All of these attempts have ended in failure, though: The rockets were shot down or plunged harmlessly into the sea, and the naval gunmen were killed without any Israeli casualties. “The feeling in Israel is that Hamas, until now, has had very few benefits and achievements out of this conflict,” said Ephraim Kam, a former Israeli intelligence officer. 

With no diplomatic successes, Hamas may hope to continue the rocket fire long enough to extract some political concessions. So far, however, there has been no serious talk about terms: Egyptian and Palestinian sources say a few halting attempts at early negotiations ended in failure, and there have been none since. 

It’s not that there aren’t, right now, terms for a cease-fire; they were apparent even before the Israeli offensive began. Hamas will have to rein in the rocket fire, both from its own military wing and groups like Islamic Jihad. Israel will have to relax the campaign against Hamas, and—perhaps in conjunction with Egypt—loosen the siege on Gaza. 

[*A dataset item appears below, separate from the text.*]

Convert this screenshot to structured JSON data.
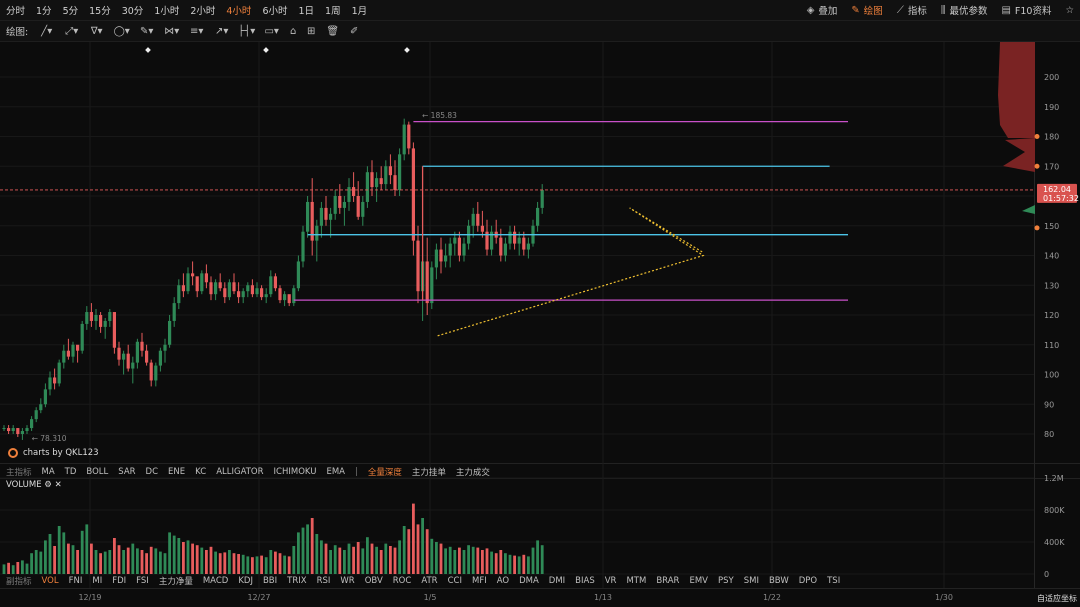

But the increasingly hostile political climate across the region makes all of these concessions politically difficult, and the Israeli cabinet is unlikely to approve a loosening of the blockade, not after a month in which ministers have thundered about the need to destroy Hamas. Egypt has kept the main crossing at Rafah closed, aside from allowing a few medical supplies and injured Palestinians to cross on Thursday. 

“You can certainly doubt that the Egyptians are in a great hurry to reopen it,” said Issandr El Amrani, the Cairo-based North Africa director for the International Crisis Group. “Given the vitriol Egypt has leveled against Hamas in the past year, and the Hamas connection to the Brotherhood, I’m not convinced that there exists a significant domestic public opinion for reopening Rafah.” 

A prisoner release is also likely to be a political non-starter in Israel. Some 900 Palestinians were arrested after the teenagers were kidnapped, according to local rights groups, including dozens who were released in 2011 as part of the deal to free captured Israeli soldier Gilad Shalit. Hamas wants at least the latter group to be released. 

But last month Israel announced that it had arrested another one of those “Shalit prisoners” and charged him with the murder of a police officer near Hebron in April. Naftali Bennett, the head of the right-wing Jewish Home party and a key member of Netanyahu’s ruling coalition, immediately called for an end to future prisoner releases. “After 30 years, it’s clear that Israel should not release any more terrorists, in any situation, period,” he said. 

So the conflict is metastasizing, with no realistic way to end it. On Friday morning there was another large movement of tanks and armored personnel carriers toward the border with Gaza. Israeli officials say they are confident they won’t face too much international pressure to halt the fighting soon. 

President Barack Obama on Thursday night offered to help mediate a cease-fire—but almost on cue Dan Shapiro, the ambassador to Tel Aviv, told Army Radio the next morning that Israel would enjoy U.S. support even if it launched a ground invasion. “He wants to move slowly, but slowly doesn’t mean that at the end he won’t take the decision,” Amidror said of the prime minister. “He’ll move slowly, but eventually he will be forced.” 

Hamas has also found itself without a strong international backer. Iran only recently resumed limited financial support, after cutting ties in 2012 over its lack of support for Syrian President Bashar al-Assad. Hamas maintains a good relationship with Turkey and Qatar, but neither has replaced the military and financial benefits derived from its former allies in Egypt and Iran. 

Israeli officials have said that the 2012 cease-fire remains on the table as a way to immediately end the fighting. But with Gaza besieged and its coffers nearly empty, Hamas seems to have calculated that it has few avenues left to bolster its standing but to fight on. 

Gregg Carlstrom is a freelance journalist and photographer based in Tel Aviv.